27.10.07

Momento Umbiguista da Mola

O consultor sentimental da Mola, o Professor Gango Bango, recebeu a seguinte missiva de uma das nossas leitoras:

“Caro Professor Gango Bango, algo me aflige e não são as varizes da coxa interior ou os resquícios do esquentamento do mês passado. Tudo começou com aqueles cinco minutos finais do BenficaxCeltic. Estava eu sentada na minha poltrona plastificada quando reparei na expressão de felicidade na cara do meu marido que via o jogo na televisão. Por momentos pensei que fosso pelo golo do Cardozo (também eu expressei uma feição de felicidade por este facto, dado saber que iria ser poupada daquele selo no sobreolho aos 90+3 minutos que recebi por ocasião do BenficaxSetúbal). O sorriso do meu esposo, também não era devido ao aroma pestilento da sua flatulência, pois já havia 5 minutos que eu havia arejado a sala. Foi então que reparei: o Artur (mê homem) estava com a não no peito e por baixo da camisa fazia pequenos gestos como se estivesse a enrolar algo. Segundos depois a mão do Artur emerge a segurar uma pequena bola de pelos com algodão que se tinha formado no seu umbigo. O Artur logo a atirou como um berlinde para a carpete, mas desde aí que tenho andado intrigada sobre este facto. Será que o Professor me pode ajudar a esclarecer esta questão?

Muitos Bjs
Rosa”

Cara Dona Rosa a questão que me coloca é de facto intrigante, mas de fácil resposta. O Artur pouco mais fazia do que se regozijar com um dos momentos mais iluminados do macho humano: “a bola umbical”. Ainda um fenómeno recente para a classe científica, a “bola umbical” é o resultado de um dia de contacto dos pelos do peito com uma t-shirt fanhosa da feira. Durante horas a fio os pelos masculinos tecem e tecem esta maravilha que acabam por depositar no umbigo como um pequeno presente para o macho. Eu, pessoalmente, sempre considerei a “bola umbical” como um, talvez “o”, ritual masculino de passagem para a puberdade.
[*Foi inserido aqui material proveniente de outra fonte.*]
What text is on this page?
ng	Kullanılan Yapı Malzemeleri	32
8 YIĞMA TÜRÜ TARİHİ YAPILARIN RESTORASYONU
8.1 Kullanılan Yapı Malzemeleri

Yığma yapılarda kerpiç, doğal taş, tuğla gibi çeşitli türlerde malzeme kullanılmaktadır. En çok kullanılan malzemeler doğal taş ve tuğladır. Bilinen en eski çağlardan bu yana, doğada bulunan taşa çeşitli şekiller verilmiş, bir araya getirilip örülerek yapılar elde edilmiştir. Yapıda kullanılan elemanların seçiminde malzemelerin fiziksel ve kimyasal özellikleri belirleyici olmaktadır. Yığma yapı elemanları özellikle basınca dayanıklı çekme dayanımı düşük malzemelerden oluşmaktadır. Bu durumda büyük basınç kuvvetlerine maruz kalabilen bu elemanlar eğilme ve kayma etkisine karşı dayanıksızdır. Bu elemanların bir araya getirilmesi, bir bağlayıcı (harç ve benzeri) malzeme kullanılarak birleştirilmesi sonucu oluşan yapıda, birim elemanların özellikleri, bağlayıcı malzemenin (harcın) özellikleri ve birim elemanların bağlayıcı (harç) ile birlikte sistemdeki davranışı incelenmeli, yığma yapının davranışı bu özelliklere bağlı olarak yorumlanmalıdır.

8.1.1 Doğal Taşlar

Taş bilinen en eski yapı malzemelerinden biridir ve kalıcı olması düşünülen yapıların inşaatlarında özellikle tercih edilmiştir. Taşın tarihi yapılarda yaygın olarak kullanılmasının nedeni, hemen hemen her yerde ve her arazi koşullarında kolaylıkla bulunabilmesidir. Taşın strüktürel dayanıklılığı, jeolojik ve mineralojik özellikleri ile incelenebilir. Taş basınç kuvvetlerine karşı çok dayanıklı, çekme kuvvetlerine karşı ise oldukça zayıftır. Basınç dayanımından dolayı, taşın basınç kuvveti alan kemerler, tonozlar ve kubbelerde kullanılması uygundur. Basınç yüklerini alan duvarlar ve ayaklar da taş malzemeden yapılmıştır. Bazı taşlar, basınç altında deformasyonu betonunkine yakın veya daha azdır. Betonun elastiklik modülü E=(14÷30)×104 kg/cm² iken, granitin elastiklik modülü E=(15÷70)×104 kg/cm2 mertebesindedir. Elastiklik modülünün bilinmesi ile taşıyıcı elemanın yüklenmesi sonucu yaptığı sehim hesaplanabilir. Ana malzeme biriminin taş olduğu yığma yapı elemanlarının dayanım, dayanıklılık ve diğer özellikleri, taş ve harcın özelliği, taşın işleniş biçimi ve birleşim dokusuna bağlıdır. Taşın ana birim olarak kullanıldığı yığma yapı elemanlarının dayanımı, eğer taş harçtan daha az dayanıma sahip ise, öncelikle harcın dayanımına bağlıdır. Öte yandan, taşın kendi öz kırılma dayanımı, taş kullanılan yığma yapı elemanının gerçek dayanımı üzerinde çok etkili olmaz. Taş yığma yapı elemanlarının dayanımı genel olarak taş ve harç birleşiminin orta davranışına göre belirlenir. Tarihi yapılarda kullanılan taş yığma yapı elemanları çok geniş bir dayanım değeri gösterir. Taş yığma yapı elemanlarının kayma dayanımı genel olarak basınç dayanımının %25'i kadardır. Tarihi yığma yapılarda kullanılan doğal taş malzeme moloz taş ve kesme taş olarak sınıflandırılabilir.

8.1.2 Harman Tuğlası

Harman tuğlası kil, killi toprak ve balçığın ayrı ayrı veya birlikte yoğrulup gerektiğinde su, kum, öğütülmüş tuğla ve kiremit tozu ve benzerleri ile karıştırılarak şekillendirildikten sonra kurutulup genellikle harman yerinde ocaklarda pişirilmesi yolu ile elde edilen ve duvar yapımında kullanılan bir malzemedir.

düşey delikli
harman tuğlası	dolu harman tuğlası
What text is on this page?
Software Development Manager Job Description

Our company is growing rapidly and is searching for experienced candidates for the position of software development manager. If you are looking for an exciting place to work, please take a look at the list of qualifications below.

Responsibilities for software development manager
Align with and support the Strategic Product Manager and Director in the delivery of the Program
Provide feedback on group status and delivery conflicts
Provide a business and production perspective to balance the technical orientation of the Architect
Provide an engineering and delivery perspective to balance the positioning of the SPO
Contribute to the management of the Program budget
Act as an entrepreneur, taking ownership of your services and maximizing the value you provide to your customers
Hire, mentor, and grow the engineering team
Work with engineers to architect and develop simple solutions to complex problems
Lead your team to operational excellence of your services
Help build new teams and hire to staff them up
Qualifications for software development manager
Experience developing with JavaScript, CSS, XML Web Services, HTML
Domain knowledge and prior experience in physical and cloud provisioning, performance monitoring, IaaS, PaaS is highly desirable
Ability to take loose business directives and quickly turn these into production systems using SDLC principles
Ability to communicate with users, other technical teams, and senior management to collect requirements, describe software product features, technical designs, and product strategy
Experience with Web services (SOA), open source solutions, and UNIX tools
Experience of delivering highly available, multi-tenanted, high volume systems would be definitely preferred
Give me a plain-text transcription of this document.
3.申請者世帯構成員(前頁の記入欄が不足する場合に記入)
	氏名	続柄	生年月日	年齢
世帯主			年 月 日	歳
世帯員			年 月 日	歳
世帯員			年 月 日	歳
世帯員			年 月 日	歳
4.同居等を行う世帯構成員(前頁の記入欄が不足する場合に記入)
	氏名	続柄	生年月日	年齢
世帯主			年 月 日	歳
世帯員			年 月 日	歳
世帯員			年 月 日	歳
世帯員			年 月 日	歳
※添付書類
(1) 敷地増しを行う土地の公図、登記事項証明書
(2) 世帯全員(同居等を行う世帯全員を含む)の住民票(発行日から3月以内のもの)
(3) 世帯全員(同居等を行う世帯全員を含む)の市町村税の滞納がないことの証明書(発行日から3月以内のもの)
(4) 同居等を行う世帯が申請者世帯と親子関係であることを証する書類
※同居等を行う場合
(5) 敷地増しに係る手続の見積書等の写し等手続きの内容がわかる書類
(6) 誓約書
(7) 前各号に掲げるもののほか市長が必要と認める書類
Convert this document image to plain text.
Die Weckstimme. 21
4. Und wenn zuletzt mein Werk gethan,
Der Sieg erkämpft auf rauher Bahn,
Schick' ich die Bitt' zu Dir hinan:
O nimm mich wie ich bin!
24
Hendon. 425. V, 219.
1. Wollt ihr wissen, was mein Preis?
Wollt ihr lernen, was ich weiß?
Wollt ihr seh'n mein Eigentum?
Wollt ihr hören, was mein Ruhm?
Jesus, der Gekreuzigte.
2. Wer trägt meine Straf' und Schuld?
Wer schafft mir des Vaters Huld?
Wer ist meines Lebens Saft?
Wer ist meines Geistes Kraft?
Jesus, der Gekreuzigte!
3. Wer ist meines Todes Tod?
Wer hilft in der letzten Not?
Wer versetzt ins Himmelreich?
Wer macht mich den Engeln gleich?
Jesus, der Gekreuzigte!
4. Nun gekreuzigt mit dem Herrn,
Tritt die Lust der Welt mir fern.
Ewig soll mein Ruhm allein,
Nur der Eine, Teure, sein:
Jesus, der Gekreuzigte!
O momento crucial surge quando os pelos da zona peitoral masculina finalizam a caminhada descendente rumo as pelos da zona pélvica para a consumação da união sagrada pela criação da primeira “bola umbical”. É como aquela cena do filme Braveheart em que as forças escocesas marcham para combate contra os arregimentados irlandeses, para aquele momento que deveria ser de batalha se tornar num abraço fraternal entre ambos os povos insulares (“its my island”!).